Ronaldo Rogério de Freitas Mourão
Foto: Nasa |
Chuva de meteoros causada pelo cometa Swift-Tuttle no Colorado, Estados Unidos, fotografada em 2000. |
Amanhã, entre três e cinco horas da madrugada, em direção ao nordeste, próximo ao horizonte, junto à constelação de Perseu, será possível – caso as condições atmosféricas forem favoráveis – contemplar a máxima intensidade de uma das mais belas chuvas de meteoros: as Perseidas.
Como a Lua nova ocorreu ontem, não haverá luar e, portanto, o fundo do céu estará mais escuro, fato que permitirá observar os meteoros de brilho mais tênue.
Essa chuva de meteoros está associada à poeira deixada em sua órbita pelo cometa Swift-Tuttle. Apesar de o cometa não estar muito próximo da Terra, ao atravessarmos o rastro de partículas que o cometa deixou em sua trajetória – o que ocorre todos os anos no mês de agosto – os pequenos fragmentos do cometa ao se chocarem com a atmosfera terrestre à velocidade de 200 quilômetros por hora causam um fenômeno luminoso popularmente conhecido como estrela cadente, um meteoro, fenômeno luminoso produzido pelo atrito desses fragmentos do rastro do cometa ao se chocar com as moléculas da atmosfera.

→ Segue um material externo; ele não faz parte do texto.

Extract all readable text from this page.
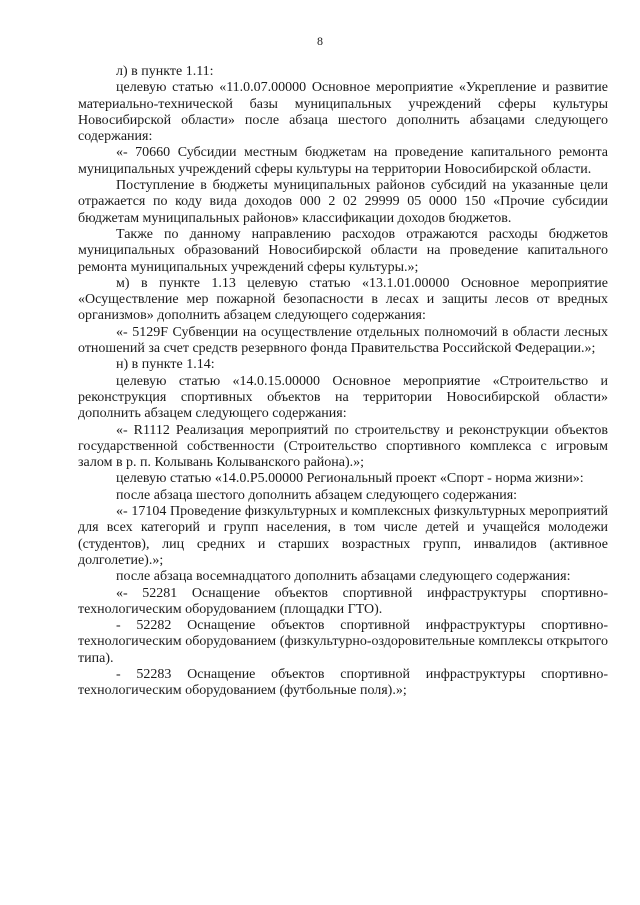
8

л) в пункте 1.11:

целевую статью «11.0.07.00000 Основное мероприятие «Укрепление и развитие материально-технической базы муниципальных учреждений сферы культуры Новосибирской области» после абзаца шестого дополнить абзацами следующего содержания:

«- 70660 Субсидии местным бюджетам на проведение капитального ремонта муниципальных учреждений сферы культуры на территории Новосибирской области.

Поступление в бюджеты муниципальных районов субсидий на указанные цели отражается по коду вида доходов 000 2 02 29999 05 0000 150 «Прочие субсидии бюджетам муниципальных районов» классификации доходов бюджетов.

Также по данному направлению расходов отражаются расходы бюджетов муниципальных образований Новосибирской области на проведение капитального ремонта муниципальных учреждений сферы культуры.»;

м) в пункте 1.13 целевую статью «13.1.01.00000 Основное мероприятие «Осуществление мер пожарной безопасности в лесах и защиты лесов от вредных организмов» дополнить абзацем следующего содержания:

«- 5129F Субвенции на осуществление отдельных полномочий в области лесных отношений за счет средств резервного фонда Правительства Российской Федерации.»;

н) в пункте 1.14:

целевую статью «14.0.15.00000 Основное мероприятие «Строительство и реконструкция спортивных объектов на территории Новосибирской области» дополнить абзацем следующего содержания:

«- R1112 Реализация мероприятий по строительству и реконструкции объектов государственной собственности (Строительство спортивного комплекса с игровым залом в р. п. Колывань Колыванского района).»;

целевую статью «14.0.P5.00000 Региональный проект «Спорт - норма жизни»:

после абзаца шестого дополнить абзацем следующего содержания:

«- 17104 Проведение физкультурных и комплексных физкультурных мероприятий для всех категорий и групп населения, в том числе детей и учащейся молодежи (студентов), лиц средних и старших возрастных групп, инвалидов (активное долголетие).»;

после абзаца восемнадцатого дополнить абзацами следующего содержания:

«- 52281 Оснащение объектов спортивной инфраструктуры спортивно-технологическим оборудованием (площадки ГТО).

- 52282 Оснащение объектов спортивной инфраструктуры спортивно-технологическим оборудованием (физкультурно-оздоровительные комплексы открытого типа).

- 52283 Оснащение объектов спортивной инфраструктуры спортивно-технологическим оборудованием (футбольные поля).»;
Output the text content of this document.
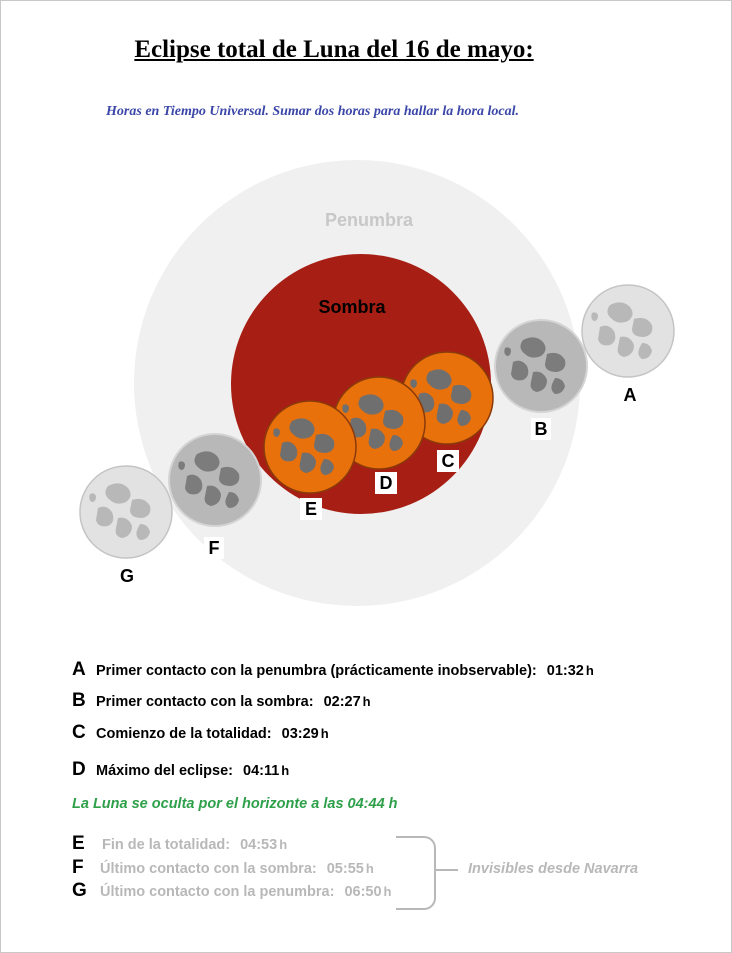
Eclipse total de Luna del 16 de mayo:
Horas en Tiempo Universal. Sumar dos horas para hallar la hora local.
Penumbra
Sombra
A
B
C
D
E
F
G
A Primer contacto con la penumbra (prácticamente inobservable): 01:32 h
B Primer contacto con la sombra: 02:27 h
C Comienzo de la totalidad: 03:29 h
D Máximo del eclipse: 04:11 h
La Luna se oculta por el horizonte a las 04:44 h
E Fin de la totalidad: 04:53 h
F Último contacto con la sombra: 05:55 h
G Último contacto con la penumbra: 06:50 h
Invisibles desde Navarra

Em geral as partículas se desintegram, provocando uma chuva de estrelas cadentes. Como essas estrelas cadentes têm origem na constelação de Perseu, denomina-se essa chuva de Perseidas e aos meteoros de perseídeos.
O espetáculo deste ano deve ocorrer às 3h da madrugada de amanhã, ou seja, depois da meia-noite do domingo. Esses meteoros, na ordem de 60 a 100 por hora, são relativamente grandes, lentos e coloridos, constituindo uma das mais belas chuvas de meteoros.
Como a constelação de Perseu está situada mais ao norte, as observações no Brasil serão melhores no Norte e Nordeste. Para uma boa visualização dos fenômenos, convém procurar um local longe da poluição luminosa das grandes metrópoles.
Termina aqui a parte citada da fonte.